A noite em que escolhi viver

O secretário abriu a porta do gabinete para que Masabumi Hosono, um homem de estatura mediana e imenso bigode, entrasse. O ministro, sentado por trás de uma imponente mesa em estilo anglo-japonês, o encarou sem animosidade, o que já era um bom sinal. Os últimos meses não tinham sido nada fáceis para Hosono. Ele inclinou-se profundamente perante seu superior.

- Taihen moushiwake gozaimasen - declarou, ainda de cabeça baixa.

- Sente-se, diretor - respondeu o ministro, indicando-lhe uma cadeira à frente da sua mesa. E só então, Hosono percebeu que havia sido perdoado.

O ministro aguardou até que o subordinado tomasse assento, e discorreu calmamente sobre o motivo pelo qual mandara chamá-lo.

- Investimos muito dinheiro e tempo na sua carreira, Hosono. Você é um quadro valioso para o imperador... apesar da sua grave falta recente, que manchou o nome do Japão entre as nações ocidentais. Nem vou falar dos valores da sua própria pátria, porque imagino como deve estar sendo tratado por nossos concidadãos, após seu retorno.

Hosono apenas ouviu em silêncio, tentando não deixar transparecer a profunda vergonha que sentia.

- Mas, como eu dizia, não podemos perder o investimento feito em você, e os conhecimentos que amealhou ao longo dos últimos anos. A sua passagem pela Rússia, e a investigação realizada sobre o sistema ferroviário do czar, nos foram muito úteis. Decidi reabilitá-lo, para que possa prosseguir o seu trabalho no Ministério dos Transportes.

Ficou em silêncio, encarando Hosono com as mãos entrecruzadas. O diretor entendeu que era hora dele falar.

- Senhor ministro... fico muitíssimo agradecido pela oportunidade de servir novamente ao imperador... apesar da minha falta - declarou singelamente.

O ministro lançou-lhe um olhar de simpatia.

- Eu precisava mesmo dizer-lhe isso, diretor Hosono. Mas, como estamos a sós, tenho que observar que não vi nada de particularmente reprovável na sua atitude...
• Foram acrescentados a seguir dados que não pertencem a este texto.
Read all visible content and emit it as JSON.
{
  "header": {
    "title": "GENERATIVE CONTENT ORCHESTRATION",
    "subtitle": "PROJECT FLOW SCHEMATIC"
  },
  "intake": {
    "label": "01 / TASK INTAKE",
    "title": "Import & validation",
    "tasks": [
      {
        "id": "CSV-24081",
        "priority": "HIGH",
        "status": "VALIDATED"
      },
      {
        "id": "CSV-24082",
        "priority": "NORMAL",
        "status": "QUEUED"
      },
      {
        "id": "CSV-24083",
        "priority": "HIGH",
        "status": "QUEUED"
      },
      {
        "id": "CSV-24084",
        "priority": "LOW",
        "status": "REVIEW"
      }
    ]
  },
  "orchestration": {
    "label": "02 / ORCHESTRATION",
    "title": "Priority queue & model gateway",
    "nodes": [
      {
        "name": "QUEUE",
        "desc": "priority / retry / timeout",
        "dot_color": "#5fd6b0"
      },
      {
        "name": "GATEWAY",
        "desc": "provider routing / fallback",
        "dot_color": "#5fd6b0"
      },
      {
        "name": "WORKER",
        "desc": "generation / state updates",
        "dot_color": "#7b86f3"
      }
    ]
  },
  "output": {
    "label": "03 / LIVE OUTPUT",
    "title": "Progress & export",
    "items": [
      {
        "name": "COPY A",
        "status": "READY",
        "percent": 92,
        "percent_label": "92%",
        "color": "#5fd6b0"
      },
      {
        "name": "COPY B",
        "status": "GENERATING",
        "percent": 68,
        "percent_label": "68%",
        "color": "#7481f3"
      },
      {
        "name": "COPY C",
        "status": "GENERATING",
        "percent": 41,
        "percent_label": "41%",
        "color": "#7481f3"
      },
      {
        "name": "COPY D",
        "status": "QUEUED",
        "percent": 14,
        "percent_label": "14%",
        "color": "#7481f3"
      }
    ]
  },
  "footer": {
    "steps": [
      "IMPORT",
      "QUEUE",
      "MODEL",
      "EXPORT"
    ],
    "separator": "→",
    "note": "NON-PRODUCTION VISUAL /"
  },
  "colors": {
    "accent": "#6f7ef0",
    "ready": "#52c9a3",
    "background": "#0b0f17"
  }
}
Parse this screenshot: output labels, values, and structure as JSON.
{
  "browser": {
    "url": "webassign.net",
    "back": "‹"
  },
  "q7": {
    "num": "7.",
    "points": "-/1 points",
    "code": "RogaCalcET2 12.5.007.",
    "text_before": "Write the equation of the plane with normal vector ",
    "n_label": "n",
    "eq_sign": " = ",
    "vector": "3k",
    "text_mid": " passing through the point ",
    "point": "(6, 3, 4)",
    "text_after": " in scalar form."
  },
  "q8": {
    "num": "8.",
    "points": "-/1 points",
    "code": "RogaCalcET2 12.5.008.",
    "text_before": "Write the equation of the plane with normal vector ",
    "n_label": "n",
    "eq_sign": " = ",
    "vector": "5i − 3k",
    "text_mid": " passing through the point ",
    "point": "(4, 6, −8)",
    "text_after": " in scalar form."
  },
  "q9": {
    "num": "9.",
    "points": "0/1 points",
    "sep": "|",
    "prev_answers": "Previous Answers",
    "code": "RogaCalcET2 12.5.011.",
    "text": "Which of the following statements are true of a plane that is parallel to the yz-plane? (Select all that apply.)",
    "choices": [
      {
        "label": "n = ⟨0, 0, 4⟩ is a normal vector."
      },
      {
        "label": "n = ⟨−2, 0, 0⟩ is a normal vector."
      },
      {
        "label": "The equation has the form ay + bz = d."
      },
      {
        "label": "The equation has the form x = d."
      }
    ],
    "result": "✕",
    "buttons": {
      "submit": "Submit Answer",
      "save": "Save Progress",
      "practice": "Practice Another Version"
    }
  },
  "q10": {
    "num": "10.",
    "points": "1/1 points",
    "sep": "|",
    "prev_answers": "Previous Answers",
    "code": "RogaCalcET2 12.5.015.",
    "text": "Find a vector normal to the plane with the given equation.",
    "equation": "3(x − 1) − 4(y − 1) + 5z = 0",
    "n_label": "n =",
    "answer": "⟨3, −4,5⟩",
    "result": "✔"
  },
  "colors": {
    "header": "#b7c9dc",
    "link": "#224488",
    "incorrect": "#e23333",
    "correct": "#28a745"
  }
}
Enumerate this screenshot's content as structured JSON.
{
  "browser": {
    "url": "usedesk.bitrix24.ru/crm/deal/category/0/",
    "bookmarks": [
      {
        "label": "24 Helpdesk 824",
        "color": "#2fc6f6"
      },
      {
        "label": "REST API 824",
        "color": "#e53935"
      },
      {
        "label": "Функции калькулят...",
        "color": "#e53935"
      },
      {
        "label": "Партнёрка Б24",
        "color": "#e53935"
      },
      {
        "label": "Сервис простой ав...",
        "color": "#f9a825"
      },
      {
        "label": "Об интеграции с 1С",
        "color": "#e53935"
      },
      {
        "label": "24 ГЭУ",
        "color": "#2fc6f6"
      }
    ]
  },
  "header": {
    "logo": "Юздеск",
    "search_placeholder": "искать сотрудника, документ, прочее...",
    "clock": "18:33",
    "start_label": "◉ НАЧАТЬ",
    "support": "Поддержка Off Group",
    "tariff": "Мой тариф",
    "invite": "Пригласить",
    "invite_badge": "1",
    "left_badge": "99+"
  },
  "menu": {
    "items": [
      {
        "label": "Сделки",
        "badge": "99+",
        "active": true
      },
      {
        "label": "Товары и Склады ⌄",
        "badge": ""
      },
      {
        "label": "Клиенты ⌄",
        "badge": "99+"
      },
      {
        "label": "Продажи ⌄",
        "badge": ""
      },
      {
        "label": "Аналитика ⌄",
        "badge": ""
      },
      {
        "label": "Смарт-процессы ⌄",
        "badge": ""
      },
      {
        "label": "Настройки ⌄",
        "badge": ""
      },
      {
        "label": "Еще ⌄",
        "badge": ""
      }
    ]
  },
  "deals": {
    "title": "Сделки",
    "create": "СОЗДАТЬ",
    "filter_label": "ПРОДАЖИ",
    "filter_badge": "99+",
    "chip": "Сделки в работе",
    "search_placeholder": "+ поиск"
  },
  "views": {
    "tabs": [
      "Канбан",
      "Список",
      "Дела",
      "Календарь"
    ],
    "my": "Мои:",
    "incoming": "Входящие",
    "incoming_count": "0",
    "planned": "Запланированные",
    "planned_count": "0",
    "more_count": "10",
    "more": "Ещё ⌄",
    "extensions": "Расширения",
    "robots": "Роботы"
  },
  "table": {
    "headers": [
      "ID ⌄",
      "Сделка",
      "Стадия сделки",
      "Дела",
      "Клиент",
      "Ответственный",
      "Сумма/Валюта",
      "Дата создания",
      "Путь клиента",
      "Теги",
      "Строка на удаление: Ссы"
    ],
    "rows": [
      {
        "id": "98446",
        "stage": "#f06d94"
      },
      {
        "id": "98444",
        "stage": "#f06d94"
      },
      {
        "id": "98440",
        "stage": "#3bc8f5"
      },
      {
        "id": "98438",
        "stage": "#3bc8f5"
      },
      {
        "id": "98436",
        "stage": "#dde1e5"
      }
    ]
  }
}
E como Hosono fizesse menção de retrucar, ergueu a mão para interrompê-lo e continuou.

- Imagine se você houvesse feito o que os ocidentais esperavam que fizessem... cedesse o lugar no bote para uma daquelas inglesas gordas. Lá teriam ido os seus conhecimentos para o fundo do oceano! Você fez o que um súdito leal ao imperador teria feito: protegeu os interesses maiores da pátria acima das convenções ocidentais... mesmo que tenha caído em desgraça após tal gesto.

E, perante o ar de incredulidade do diretor, prosseguiu:

- Pessoalmente, não considero a sua atitude mais reprovável do que a do executivo da empresa de navegação... o tal do Ismay. Se alguém deveria ter a obrigação moral de afundar com o navio, seria ele, não você! Li muita besteira sobre o seu caso nos últimos meses... houve até quem falasse em desrespeito ao código dos samurais... como se o código falasse algo sobre ceder lugar para mulheres em botes salva-vidas. Besteira!

Irritado, o ministro deu um tapa na mesa.

- Ocidentalizar o Japão, como bem o sabe, é questão de sobrevivência para nós, Hosono. Todavia, há quem tenha levado isso a extremos. Não vou admitir que um subordinado meu seja destratado, apenas porque considerou a sua vida mais valiosa do que a de qualquer hakuma!

O diretor apenas ouvia, cabeça baixa. Por dentro, contudo, estava exultante. Era a primeira vez em meses que sentia-se assim, desde aquela fatídica noite em que tomara a decisão de pular dentro do bote salva-vidas número 10, e abandonar o "Titanic", que afundava.